Like Finchem, he wants to eliminate early voting and get rid of machine counting. Both candidates hinted during a joint appearance in June that they are willing to blame the primary losses for the fraud. “It’s not going to be a concession speech from this guy,” Finchem said. “I will ask for a hand count of 100 percent if there is the slightest hint that there is an impropriety.” Now, with a primary win assured, Finchem didn’t require hand counting.

The efforts of Masters, Thiel’s former employee who attended Stanford for undergraduate and law school, to claim Trump won in 2020 are, predictably, more intellectual. Masters blamed Trump’s loss of mail-order voting expansion, Big Tech censorship, and media bias. He has avoided claims of outright fraud that it is hard to imagine him believing.

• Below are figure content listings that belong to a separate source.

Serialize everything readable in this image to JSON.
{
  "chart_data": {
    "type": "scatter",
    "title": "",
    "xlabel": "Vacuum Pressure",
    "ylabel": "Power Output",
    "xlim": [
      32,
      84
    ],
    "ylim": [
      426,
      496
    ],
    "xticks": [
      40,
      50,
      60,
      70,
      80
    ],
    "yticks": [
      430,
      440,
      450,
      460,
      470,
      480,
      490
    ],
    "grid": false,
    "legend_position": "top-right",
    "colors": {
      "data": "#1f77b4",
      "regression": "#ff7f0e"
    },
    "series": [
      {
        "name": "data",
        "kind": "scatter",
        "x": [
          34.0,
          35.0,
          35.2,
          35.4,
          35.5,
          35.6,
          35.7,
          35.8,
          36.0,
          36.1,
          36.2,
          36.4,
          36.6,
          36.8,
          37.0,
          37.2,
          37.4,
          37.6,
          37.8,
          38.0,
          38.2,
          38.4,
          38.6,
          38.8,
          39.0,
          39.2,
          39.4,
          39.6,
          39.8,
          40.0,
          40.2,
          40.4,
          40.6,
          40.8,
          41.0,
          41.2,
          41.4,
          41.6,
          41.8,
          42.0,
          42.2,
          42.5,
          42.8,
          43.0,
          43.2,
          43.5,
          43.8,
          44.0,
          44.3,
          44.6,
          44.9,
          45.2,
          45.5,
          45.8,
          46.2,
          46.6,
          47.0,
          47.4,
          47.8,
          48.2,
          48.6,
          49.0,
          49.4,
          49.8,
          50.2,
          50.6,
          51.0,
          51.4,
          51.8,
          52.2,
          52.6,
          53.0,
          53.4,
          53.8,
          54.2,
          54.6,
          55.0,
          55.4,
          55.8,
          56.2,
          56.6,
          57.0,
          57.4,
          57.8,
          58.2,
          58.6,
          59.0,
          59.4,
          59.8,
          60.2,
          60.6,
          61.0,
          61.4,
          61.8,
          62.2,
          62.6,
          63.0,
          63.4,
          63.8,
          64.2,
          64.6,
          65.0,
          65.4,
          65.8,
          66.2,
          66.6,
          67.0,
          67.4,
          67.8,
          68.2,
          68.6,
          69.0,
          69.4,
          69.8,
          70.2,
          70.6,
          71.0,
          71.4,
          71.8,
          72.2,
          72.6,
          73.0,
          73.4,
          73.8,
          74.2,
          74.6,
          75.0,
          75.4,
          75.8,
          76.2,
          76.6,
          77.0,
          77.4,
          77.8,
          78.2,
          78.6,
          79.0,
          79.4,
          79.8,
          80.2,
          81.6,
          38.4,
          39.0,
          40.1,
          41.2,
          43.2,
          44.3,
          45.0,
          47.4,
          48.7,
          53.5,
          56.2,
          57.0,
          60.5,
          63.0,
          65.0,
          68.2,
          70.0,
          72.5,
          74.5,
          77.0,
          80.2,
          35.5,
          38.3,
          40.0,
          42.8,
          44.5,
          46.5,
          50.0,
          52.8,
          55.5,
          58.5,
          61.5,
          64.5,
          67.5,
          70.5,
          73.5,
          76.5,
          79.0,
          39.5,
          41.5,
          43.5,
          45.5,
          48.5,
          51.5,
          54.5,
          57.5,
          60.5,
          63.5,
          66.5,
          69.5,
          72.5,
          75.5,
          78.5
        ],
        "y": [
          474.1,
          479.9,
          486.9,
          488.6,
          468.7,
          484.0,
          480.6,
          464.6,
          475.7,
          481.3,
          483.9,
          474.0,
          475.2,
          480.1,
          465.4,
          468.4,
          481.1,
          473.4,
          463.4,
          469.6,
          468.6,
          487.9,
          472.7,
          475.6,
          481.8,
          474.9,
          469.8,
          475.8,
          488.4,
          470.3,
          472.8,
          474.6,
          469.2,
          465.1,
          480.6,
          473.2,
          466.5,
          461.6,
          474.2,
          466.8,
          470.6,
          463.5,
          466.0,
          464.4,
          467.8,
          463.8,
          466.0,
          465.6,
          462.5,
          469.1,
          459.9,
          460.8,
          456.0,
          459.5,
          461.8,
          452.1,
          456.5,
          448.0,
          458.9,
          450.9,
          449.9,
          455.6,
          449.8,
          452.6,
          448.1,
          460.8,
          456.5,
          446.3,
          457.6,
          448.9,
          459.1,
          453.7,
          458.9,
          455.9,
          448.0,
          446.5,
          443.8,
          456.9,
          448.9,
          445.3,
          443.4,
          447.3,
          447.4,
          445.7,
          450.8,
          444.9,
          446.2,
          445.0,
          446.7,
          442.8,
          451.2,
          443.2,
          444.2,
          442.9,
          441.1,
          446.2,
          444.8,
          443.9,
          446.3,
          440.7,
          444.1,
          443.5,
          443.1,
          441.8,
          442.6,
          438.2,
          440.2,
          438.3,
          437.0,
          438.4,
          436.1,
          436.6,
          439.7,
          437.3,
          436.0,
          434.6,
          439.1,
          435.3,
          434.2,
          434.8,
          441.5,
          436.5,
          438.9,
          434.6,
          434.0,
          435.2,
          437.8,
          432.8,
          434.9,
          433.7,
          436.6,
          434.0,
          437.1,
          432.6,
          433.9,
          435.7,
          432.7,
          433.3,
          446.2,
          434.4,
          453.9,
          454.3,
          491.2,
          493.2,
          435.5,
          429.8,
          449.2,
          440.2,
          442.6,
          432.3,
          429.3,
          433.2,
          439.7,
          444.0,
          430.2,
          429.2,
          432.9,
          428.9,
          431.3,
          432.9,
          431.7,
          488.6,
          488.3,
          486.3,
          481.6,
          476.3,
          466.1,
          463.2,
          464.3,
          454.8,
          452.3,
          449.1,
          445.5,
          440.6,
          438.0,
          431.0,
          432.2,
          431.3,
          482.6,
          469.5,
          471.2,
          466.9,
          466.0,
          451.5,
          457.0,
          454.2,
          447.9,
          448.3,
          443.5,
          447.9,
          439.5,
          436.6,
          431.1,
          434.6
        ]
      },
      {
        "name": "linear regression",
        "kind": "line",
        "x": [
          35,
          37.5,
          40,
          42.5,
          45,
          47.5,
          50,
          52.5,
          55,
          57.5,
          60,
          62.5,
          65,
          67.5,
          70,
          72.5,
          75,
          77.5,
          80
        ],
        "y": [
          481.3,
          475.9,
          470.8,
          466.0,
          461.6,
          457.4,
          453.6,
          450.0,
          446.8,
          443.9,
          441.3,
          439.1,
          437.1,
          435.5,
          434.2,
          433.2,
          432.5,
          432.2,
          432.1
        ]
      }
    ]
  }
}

This is not to say that Masters and Thiel, who long ago declared that freedom and democracy are incompatible, have much affinity with our current democratic order. As I wrote about the Masters:

[A]Having spent much of his youth as a libertarian purist, Masters now positions himself as an ally of Tucker Carlson’s America First. Always a venture capitalist, Masters sees the US as another bloated company that could be turned around with the right investments. If the system that most Americans call democracy ends up being disrupted in the process, this could just be the cost of doing business.

For Masters, winning a crowded primary with Trump’s blessing and $ 15 million from Thiel was the easy part. In the general election, he will face Mark Kelly, the former astronaut and husband of former Congressman Gabby Giffords, in one of the few races scheduled to determine which party controls the Senate.